第43話

『……そんな事の為に、俺達は、お前たちに利用されたのか!』

「……堂城さん。貴方に、渚を軽蔑できますか? 自分の本当の気持ちを隠して、好きな人に自分の気持ちを打ち明けず、好きな人からずっと逃げ続けた貴方に、あいつを泉石渚を軽蔑する権利なんてありません。渚は、愛した人との約束を守りながら、6年の間ひたすらずっと美緒さんの帰りを待ち続けた。それに比べて、いまの貴方は……じゅ」

『樹利亜は、関係ないだろ!』

 昴の言葉を遮るように、樹利亜の名前を叫ぶ

「そうですね? じゃあ? 滝川春さん。彼女は、どうなんですか?」

「えっ?」

 昴の言葉に、堂城は、言葉に詰まる。

「だって? 滝川春さんに、まるでくち五月蠅い小姑とみたいに、連日のように鳴海坂昴に告白しろって言う癖に、自分は、親友の幸せの為に自分の恋心には蓋をする。そんな中途半端な人間より、よっぽど渚の方が人間らしいですよ? だって、あいつ、この6年間、美緒さんに以外誰も愛していない」

<……私は、彼を、渚くんの為にも忘れないといけないんです。渚君がいまでも大好きだから>

<私は、ずっと堂城君。貴方のことが好きだったんだよ? なのに、なんでこの恋に気づいてくれなかったの? 私、ずっと待ってたんだよ>

 俺は、泉石渚を否定できない。

 むしろ、あいつの気持ちが痛いほど解ってしまった。

 なんで、あいつが、俺たちにウソまでついたかまで。すべて。

「堂城さん。貴方は、一番あいつの気持ちが解るはずです。だって、貴方ほどどっちらの立場も体験した方なんて、滅多に居ません。それだけに、堂城さん。貴方の力が必要なんです」

『……俺の負けだ。俺は、お前たちの言う通り、俺は、七瀬樹利亜を愛している。七瀬純也から奪いたいほど、彼女を愛し、彼女のすべてを求めている』

「……ご馳走様です。でも、うらやましいです。そこまで愛して貰える樹利亜さんが」

「なぁ! 俺は、別に…』

 電話口から、昴のにやにやした笑い声が聞こえてくる。

「……堂城さん! 柿谷霧矢にいますぐ連絡を取ってください。お願いします」

『…鳴海坂? 何があったのか?』

 声が、さっきまで違い、緊急を要していると察した堂城は、自分の頬を一度軽く叩き、真っ赤に染まった顔、気持ちを現実に引き戻す。
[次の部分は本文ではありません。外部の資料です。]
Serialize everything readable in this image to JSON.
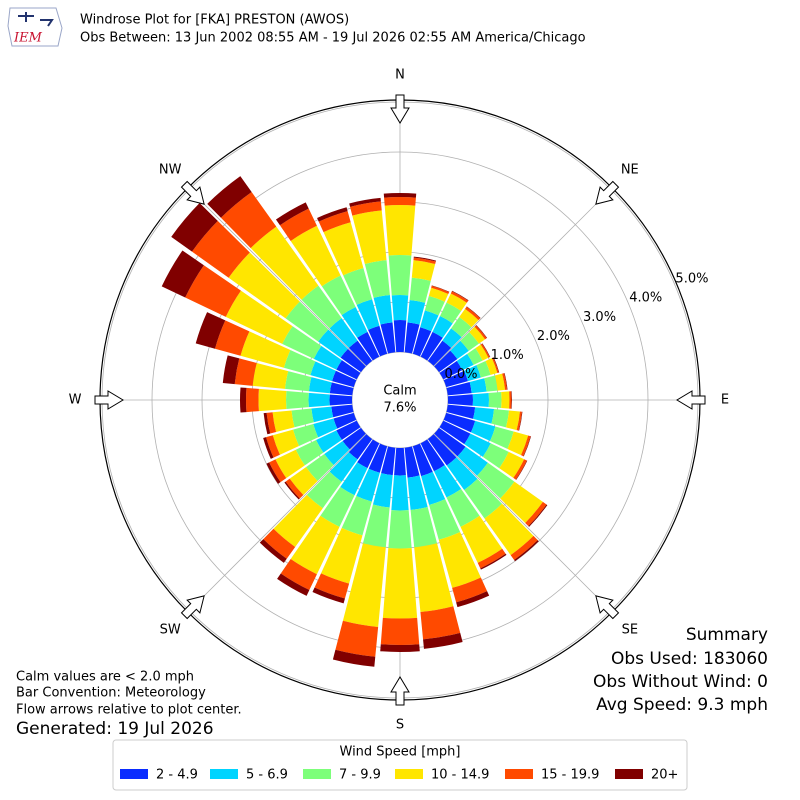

「…早くしないと、人が一人死ぬかも知れないんです!」

『…人が死ぬ? どういうことだ!」

 電話口から聞こえてきた緊迫した声に、危機感を覚えた堂城は、周りを確認に誰も居ない事、誰にも聞かれていない事確認し、一応、もしも時の時の事を考え、小さな声で昴に説明を求める。

「……本来は、柿谷霧矢の力は借りたくはありません。けれど、いまは、1秒でも時間を無駄にできない状態なんです。でも、彼の命を救うには、柿谷霧矢の力を借りるしか方法がなんです。だから、お願いします。俺は、渚の為にも、彼を助けたいです」

『おいおい待て! 死のうとしてるのは、泉石じゃあないのか? 俺は、てっきりあいつが死のうとしているのかと』

 堂城は、てっきり渚が、自殺しようとしていると思っていたので、話が違うと昴に、待ったをかける。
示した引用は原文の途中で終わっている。